If you’ve ever found out about an ancestor whose story was missing from your family tree for a long time, you understand the need to share that story and make sure it’s never lost again.
Cathryn Darling had that experience when she found out that her father—who she’d been told abandoned her as a young child—had really died in a tragic fishing accident. (If you haven’t seen it yet, you can watch a video about Cathryn’s discovery here.)
“After I found out that my father had died as a fisherman and his body was missing, I couldn’t let that settle. It wasn’t going to be the end of the story,” she said. “So I searched and found a memorial site for fishermen. I checked to see if he was there and he wasn’t. I couldn’t let that be. He was going to live on forever.”
Cathryn learned that the spot where her father’s fishing boat had capsized was a dangerous spot where many fishermen had died before and since. So many, in fact, that each March, at the beginning of the spring fishing season, a ceremony was held there to send off the fleet and honor those fishermen who had died at sea in previous years.

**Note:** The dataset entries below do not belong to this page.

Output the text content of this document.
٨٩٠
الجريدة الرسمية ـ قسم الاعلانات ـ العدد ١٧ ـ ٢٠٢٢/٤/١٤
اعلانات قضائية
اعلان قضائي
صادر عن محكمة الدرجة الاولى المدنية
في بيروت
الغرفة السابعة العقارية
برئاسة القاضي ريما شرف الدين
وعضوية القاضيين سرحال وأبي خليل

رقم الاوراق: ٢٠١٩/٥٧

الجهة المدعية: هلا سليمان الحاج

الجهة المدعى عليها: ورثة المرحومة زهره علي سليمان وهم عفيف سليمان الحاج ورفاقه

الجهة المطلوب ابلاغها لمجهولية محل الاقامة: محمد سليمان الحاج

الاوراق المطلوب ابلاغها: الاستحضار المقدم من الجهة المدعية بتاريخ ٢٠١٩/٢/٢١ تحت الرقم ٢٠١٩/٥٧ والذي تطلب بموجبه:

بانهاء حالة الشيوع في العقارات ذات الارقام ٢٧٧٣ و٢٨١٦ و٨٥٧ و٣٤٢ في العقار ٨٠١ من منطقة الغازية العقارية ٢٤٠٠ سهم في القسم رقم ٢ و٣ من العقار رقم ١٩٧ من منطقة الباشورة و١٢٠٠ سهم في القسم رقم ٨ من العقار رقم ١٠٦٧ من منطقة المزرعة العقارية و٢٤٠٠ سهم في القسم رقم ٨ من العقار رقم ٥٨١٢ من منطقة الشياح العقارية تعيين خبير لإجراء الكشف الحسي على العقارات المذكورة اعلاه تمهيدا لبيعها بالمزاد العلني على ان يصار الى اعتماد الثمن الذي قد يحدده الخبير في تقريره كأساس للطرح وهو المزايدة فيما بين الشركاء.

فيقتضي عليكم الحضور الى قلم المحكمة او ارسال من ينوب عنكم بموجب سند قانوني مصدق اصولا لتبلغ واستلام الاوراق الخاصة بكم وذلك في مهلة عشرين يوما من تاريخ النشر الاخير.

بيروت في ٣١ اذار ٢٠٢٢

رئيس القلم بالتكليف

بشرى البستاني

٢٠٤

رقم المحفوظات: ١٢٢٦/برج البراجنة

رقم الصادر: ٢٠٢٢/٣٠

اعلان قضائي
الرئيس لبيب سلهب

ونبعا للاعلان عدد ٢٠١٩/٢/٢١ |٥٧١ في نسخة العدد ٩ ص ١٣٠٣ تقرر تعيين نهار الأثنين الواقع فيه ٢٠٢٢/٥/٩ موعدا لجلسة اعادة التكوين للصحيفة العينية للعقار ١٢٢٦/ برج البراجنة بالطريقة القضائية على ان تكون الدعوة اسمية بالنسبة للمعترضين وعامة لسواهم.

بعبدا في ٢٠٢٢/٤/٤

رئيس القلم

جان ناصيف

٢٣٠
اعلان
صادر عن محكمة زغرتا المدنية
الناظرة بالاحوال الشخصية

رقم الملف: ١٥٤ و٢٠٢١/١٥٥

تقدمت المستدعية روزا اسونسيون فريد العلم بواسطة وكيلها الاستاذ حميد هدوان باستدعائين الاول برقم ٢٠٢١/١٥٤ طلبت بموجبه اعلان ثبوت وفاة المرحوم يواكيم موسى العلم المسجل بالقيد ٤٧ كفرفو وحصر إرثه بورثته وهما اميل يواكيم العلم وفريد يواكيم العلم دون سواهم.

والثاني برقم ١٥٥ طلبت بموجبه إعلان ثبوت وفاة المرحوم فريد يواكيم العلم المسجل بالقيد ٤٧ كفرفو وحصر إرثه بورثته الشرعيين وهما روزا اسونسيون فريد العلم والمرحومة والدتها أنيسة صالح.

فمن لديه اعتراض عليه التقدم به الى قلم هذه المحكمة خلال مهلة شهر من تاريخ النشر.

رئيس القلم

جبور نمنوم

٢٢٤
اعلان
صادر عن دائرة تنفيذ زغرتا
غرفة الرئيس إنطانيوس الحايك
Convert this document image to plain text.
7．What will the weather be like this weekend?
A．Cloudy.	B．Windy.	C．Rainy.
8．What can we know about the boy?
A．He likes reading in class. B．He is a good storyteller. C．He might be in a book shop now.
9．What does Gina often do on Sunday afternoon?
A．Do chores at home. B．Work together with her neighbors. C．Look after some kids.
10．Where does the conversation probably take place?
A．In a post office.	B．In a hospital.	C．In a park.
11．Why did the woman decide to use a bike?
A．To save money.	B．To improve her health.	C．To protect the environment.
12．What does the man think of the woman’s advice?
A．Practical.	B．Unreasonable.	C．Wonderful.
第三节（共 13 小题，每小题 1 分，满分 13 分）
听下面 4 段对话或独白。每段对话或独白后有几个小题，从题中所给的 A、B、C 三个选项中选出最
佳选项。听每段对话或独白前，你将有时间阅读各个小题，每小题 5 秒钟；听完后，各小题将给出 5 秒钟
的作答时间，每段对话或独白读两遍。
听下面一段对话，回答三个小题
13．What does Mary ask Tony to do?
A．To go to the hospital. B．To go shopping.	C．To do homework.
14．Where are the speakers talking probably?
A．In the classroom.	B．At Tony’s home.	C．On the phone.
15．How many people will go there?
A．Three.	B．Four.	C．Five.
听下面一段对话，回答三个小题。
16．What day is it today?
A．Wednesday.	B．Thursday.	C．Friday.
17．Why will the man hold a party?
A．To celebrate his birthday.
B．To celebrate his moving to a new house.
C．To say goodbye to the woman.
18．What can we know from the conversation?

Religious leaders prayed over the fishermen before they left; wreaths and photos were sent out onto the water to honor the deceased; and stories were shared. About 5 miles away, members of the fishing community also erected a granite wall where they inscribed the names of those from the county who had died at sea.
Cathryn had her father’s name engraved on the memorial, along with his partner, who had died beside him.
Memorial for fishermen from Lincoln County, Oregon, who died at sea. Cathryn’s father, Ronald Lee Dalton, and his partner, Donald Foster, are now rightfully on the memorial.
Otter Rock—the rock Cathryn’s father’s boat collided on—off the coast of Newport, Oregon.
Ronald Lee Dalton, while serving in the Marines. He’s sitting atop what looks like part of a missile.

Left to Right: Ronald Lee Dalton; Don Foster, Ronald's friend and fishing partner; Vern Foster, owner of the ship on which Ronald and Don sailed.
For Cathryn, attending the yearly memorial service was part of the process of healing.
“After I found out how he died,” she said, “I went through anger at the ocean. But I have to get over it. I have to keep making trips back there until I can get over the fact that that is the way he died.”
Next on Cathryn’s list is having a proper burial service for her father. She has gathered some of his belongings and would like to have them buried in a plot in the family cemetery.
She encourages everyone to search out their ancestors, and once they’ve found them, to keep their memories alive. “I think that my father is very proud and very pleased with us,” she says. “He knows that he’s not going to just disappear off the face of the earth. That his story is going to go on with us forever. And everybody’s relatives deserve that right—to be remembered; to be heard about; to be talked about and to have information passed on.”
How to Keep Your Ancestor’s Memory Living On
We all want to honor our family’s legacy and keep their memories alive. Here are a few ways to do so. What ways have you chosen to honor your ancestors? Please share with us in the comments section below.
• Preserve one of their traditions. Imitation is the sincerest form of flattery. Passing on an ancestor’s tradition is a great way of honoring their memory, whether you bake one of their classic dishes, celebrate a holiday the way they did or adopt one of their favorite pastimes.
• Make an Ancestry.com Profile Page. Each person in your Ancestry.com family tree has his or her own profile page. This is where you can store all the information you've gathered about your ancestor including historical records, photos and stories. You can then see a timeline of all the important events in your ancestor's life. To create a profile page, simply hover over the name of someone in your online family tree and click "View profile."
• Hold a family reunion. After you have discovered part of your family story, hold a reunion. This is a great time and place to share what you’ve learned about your family through pictures, stories or games. It’s also a unique opportunity to get a group of your relatives together and ask what they remember about their ancestors. It’s amazing how the stories magically unfold as memories are triggered.
• Clean up or fix a headstone. Over time, headstones and graves can wear away or become damaged. In addition to tidying the area around your ancestor’s grave, or leaving flowers, replace damaged headstones or erect markers where none existed before.
• Share their stories. Preserving your ancestor’s legacy can be as simple as telling stories about them to your brothers and sisters, or to your children or grandchildren. If you want to make sure the stories live on forever, try writing them down or even recording them on your ancestor’s profile page in your family tree on Ancestry.com.
• Create a book. Creating a book with dates, photos and stories all recorded in one place is a great way to preserve a family member’s memory and create a new family heirloom. You can be as creative as you want and leave something that will surely be passed on for generations.